The continuity clinic is designed to allow residents in their Core of Discipline and Transition to Practice stages of General Pediatric Residency training (2nd through 4th years) to increase their understanding and experience in longitudinal community-based consulting pediatrics, and to provide for a longitudinal exposure to ambulatory pediatric medicine. This exposure aims to allow the resident to take on increasingly complex roles and observe the longer term outcomes of patient management in an ambulatory general pediatric setting. Continuity clinic allows trainees growth and mentorship as their ultimate preparation and transition to consultant general pediatrics. Continuity can be same patient or same condition (for example diagnosing, starting treatment and follow up visits for ADHD).

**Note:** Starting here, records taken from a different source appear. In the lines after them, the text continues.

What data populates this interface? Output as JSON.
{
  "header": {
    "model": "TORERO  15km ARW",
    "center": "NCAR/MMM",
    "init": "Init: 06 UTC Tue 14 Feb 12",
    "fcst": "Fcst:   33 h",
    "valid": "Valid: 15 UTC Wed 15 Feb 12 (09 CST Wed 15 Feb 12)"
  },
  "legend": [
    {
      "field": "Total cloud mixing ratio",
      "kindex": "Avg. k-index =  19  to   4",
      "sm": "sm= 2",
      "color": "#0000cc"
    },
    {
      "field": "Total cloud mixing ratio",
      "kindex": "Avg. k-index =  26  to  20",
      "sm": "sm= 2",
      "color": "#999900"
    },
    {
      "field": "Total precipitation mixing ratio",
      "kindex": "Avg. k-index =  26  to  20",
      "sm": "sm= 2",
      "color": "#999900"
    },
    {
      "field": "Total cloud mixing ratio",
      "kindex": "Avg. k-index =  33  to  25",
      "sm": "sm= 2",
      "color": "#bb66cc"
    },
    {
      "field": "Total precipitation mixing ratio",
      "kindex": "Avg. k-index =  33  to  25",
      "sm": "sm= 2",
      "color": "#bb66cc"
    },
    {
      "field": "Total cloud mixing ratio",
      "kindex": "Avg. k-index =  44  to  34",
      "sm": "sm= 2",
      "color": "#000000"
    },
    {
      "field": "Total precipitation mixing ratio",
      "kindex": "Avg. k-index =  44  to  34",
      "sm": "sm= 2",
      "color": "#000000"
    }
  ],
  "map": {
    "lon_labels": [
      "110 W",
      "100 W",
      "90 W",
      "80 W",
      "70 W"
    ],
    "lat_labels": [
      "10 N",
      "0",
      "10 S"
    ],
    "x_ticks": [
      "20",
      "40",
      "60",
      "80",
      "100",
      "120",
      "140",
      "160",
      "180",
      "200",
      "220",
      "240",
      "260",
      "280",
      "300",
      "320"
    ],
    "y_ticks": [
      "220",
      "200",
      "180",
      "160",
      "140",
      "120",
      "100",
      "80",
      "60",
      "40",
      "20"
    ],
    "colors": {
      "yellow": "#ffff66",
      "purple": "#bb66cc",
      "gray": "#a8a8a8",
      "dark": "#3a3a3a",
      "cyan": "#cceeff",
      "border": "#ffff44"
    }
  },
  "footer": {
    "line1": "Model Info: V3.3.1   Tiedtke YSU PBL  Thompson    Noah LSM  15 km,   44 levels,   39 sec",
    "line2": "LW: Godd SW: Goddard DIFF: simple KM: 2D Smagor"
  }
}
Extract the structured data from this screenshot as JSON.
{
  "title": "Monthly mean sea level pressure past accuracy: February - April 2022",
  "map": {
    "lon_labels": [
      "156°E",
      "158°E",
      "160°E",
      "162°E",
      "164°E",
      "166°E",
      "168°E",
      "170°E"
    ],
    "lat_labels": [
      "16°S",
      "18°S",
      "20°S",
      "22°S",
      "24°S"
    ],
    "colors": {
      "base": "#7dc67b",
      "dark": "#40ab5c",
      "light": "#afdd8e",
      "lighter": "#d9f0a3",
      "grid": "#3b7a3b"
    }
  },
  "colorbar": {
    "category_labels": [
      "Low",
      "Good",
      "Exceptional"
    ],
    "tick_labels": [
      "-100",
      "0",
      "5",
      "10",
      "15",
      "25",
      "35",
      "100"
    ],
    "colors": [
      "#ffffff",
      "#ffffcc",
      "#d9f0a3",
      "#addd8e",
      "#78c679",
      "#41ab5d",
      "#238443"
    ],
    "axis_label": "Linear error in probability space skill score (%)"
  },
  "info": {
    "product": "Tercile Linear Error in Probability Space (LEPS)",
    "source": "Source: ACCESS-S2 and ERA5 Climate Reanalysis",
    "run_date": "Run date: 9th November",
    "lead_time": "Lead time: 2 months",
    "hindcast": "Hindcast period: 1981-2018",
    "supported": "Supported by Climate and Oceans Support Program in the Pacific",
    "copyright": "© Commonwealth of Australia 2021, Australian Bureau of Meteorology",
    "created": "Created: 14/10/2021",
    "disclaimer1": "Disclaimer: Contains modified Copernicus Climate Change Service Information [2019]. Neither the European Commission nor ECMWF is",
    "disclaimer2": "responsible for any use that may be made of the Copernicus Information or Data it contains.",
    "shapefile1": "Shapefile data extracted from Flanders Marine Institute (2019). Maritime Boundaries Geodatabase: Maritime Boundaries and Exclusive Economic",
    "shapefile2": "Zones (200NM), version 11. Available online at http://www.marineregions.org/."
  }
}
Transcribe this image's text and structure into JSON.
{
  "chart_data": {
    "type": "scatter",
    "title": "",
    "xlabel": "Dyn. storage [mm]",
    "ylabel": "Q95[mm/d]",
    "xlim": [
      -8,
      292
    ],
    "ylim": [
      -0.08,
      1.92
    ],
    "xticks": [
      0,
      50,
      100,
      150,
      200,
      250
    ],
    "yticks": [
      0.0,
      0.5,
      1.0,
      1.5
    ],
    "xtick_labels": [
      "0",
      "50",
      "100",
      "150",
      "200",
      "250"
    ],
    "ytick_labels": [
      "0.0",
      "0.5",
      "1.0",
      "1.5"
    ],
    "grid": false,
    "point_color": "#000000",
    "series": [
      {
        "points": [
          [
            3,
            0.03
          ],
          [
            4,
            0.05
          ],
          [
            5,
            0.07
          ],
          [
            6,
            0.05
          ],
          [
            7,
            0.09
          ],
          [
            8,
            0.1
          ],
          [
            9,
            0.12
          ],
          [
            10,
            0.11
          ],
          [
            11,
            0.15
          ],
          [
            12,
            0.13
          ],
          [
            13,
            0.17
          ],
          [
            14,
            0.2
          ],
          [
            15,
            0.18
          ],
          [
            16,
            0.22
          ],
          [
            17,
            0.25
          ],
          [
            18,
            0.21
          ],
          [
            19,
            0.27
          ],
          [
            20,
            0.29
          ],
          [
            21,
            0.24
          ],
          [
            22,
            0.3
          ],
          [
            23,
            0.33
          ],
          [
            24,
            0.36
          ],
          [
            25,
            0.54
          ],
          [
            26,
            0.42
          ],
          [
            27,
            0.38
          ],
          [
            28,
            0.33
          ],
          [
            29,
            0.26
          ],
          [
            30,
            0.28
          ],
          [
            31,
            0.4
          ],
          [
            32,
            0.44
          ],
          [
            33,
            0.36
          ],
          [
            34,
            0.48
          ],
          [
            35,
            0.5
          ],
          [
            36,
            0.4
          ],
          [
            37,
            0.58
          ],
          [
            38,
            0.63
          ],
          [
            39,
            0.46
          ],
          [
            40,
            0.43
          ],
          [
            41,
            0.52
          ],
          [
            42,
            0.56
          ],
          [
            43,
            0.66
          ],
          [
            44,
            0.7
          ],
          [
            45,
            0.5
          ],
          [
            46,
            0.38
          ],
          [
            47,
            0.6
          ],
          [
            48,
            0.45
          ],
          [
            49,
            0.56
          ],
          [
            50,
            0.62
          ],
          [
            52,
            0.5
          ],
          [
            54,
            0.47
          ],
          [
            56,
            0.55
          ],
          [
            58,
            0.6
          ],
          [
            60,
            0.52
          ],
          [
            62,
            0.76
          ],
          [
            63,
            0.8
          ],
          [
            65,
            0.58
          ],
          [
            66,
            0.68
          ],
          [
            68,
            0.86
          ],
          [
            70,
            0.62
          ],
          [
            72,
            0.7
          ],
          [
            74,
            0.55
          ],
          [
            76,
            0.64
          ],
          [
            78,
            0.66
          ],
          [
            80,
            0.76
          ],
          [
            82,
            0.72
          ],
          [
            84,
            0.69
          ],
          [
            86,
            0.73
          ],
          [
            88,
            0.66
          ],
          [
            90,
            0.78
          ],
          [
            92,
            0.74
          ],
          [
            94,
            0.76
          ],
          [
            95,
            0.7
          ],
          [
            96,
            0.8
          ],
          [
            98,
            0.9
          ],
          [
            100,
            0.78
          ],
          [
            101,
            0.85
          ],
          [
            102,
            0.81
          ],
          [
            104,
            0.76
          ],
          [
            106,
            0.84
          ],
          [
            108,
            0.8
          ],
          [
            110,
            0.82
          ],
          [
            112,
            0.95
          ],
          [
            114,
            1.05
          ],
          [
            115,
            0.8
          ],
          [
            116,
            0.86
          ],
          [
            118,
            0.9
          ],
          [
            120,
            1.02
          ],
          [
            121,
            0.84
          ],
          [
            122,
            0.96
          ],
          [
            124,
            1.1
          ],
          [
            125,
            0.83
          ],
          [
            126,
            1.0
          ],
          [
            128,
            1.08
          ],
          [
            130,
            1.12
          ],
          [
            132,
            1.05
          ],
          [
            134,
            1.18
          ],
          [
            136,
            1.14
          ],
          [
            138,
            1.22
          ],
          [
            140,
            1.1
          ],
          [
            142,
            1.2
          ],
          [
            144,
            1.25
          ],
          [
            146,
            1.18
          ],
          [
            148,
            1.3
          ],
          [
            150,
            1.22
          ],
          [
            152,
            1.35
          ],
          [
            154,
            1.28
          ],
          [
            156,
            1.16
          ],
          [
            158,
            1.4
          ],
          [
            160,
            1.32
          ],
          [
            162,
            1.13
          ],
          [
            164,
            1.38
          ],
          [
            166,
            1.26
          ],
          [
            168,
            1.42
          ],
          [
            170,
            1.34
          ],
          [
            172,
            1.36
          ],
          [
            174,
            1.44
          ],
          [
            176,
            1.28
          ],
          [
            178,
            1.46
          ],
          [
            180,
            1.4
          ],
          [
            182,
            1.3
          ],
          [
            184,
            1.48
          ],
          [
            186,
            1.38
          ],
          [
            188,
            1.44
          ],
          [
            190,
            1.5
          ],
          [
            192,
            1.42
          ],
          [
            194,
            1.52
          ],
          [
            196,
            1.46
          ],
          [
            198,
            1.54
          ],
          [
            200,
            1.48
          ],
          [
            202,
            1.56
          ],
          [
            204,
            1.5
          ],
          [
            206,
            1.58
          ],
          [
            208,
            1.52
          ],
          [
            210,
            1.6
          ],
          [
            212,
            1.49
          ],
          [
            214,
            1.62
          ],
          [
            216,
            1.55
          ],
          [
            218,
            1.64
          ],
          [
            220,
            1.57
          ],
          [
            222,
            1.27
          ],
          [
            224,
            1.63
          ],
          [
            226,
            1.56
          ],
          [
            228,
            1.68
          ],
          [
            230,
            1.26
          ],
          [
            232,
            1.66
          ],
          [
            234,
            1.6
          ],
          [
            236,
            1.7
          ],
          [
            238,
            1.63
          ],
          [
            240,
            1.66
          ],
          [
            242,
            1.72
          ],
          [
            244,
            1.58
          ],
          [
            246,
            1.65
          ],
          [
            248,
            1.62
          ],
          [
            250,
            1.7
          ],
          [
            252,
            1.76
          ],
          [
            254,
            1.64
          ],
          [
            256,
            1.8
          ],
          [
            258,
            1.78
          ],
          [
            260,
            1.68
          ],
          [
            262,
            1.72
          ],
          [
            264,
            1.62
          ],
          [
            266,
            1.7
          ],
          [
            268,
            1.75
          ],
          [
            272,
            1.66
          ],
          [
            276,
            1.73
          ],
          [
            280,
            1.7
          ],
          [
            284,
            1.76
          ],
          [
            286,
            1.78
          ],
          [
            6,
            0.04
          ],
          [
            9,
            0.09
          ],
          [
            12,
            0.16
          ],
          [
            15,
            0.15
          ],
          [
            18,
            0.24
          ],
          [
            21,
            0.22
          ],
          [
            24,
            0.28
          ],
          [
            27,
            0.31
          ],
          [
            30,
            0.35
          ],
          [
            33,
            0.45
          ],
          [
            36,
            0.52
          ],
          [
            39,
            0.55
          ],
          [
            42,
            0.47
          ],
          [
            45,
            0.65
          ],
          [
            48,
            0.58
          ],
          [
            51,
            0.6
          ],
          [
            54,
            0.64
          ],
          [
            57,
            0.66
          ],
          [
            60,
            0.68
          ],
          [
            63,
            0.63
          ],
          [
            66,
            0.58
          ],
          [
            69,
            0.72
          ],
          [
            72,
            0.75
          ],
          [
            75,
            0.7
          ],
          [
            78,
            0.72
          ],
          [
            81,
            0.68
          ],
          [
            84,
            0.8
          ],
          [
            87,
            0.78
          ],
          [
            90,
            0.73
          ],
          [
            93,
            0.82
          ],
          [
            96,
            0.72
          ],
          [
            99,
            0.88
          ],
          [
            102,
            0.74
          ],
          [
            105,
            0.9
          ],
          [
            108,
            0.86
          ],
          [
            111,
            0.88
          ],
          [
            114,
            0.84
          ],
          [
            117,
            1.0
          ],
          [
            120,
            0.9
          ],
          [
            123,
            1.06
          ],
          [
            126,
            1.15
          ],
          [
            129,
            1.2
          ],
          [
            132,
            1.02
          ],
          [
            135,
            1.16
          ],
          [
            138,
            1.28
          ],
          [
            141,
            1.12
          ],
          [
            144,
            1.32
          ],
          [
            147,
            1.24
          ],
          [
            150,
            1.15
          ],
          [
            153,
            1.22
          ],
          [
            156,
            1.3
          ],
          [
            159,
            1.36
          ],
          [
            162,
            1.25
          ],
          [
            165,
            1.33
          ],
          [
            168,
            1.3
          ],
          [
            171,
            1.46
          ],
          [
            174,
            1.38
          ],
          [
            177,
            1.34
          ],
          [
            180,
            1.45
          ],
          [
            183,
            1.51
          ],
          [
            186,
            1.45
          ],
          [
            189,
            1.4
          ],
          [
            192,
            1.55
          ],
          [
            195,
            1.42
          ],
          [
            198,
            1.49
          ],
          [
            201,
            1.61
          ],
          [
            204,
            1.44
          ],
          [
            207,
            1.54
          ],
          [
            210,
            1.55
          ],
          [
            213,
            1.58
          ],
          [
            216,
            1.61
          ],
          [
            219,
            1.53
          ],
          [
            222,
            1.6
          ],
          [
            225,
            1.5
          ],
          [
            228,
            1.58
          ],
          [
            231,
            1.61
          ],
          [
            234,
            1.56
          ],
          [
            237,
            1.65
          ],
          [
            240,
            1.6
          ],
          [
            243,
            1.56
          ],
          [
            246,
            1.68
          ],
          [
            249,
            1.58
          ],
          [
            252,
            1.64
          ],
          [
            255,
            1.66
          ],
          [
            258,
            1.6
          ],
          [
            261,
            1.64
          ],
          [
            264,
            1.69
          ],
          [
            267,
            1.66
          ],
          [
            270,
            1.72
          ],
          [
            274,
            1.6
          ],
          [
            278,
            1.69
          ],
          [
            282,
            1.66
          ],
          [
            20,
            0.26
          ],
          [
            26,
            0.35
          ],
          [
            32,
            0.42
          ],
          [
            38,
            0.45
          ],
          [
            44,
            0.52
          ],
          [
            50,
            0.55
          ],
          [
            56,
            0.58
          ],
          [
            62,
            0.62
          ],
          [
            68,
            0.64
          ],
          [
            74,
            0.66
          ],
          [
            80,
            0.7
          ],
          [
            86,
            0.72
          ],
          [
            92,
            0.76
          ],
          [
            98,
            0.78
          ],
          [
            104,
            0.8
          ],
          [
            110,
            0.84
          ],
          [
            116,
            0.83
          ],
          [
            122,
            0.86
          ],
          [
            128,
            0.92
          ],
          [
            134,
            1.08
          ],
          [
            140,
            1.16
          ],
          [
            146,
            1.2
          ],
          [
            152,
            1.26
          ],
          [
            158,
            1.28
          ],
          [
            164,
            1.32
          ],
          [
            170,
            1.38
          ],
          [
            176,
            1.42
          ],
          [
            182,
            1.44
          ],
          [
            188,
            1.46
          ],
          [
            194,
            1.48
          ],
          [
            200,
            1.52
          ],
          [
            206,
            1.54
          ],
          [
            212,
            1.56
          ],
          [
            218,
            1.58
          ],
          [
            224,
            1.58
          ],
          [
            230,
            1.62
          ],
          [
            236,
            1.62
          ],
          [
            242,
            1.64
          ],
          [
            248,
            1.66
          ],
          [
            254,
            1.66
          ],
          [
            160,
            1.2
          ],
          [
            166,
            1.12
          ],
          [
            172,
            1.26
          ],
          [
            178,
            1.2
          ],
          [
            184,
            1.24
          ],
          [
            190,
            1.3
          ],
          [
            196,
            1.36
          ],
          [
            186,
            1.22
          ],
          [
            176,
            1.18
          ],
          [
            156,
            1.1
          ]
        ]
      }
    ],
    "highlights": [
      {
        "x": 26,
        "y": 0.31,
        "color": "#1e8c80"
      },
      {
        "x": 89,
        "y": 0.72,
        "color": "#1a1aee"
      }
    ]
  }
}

For 2nd and 3rd year residents you must complete at minimum 8 half days or 6 full days of clinic per academic year, and 12 half days as a 4th year trainee.
We acknowledge 8 half days do not amount to 6 full days; however, if doing full days fewer than 6 per year would run the risk of missing opportunities for longitudinal follow up for your own specific patients.
The more clinics you pre-arrange the more chance you have of following up your same patients and the more opportunity you have to refer patients to your clinic in need of medical follow-up from your various rotations allowing for continuity from various practice settings also. While on CTU afternoons are preferential to mornings if time is taken during these rotations and handover would still be an expected requirement on these days, unless a senior resident is covering on your behalf. Please ensure your staff is aware of your rotation absences with at minimum 30 days notice.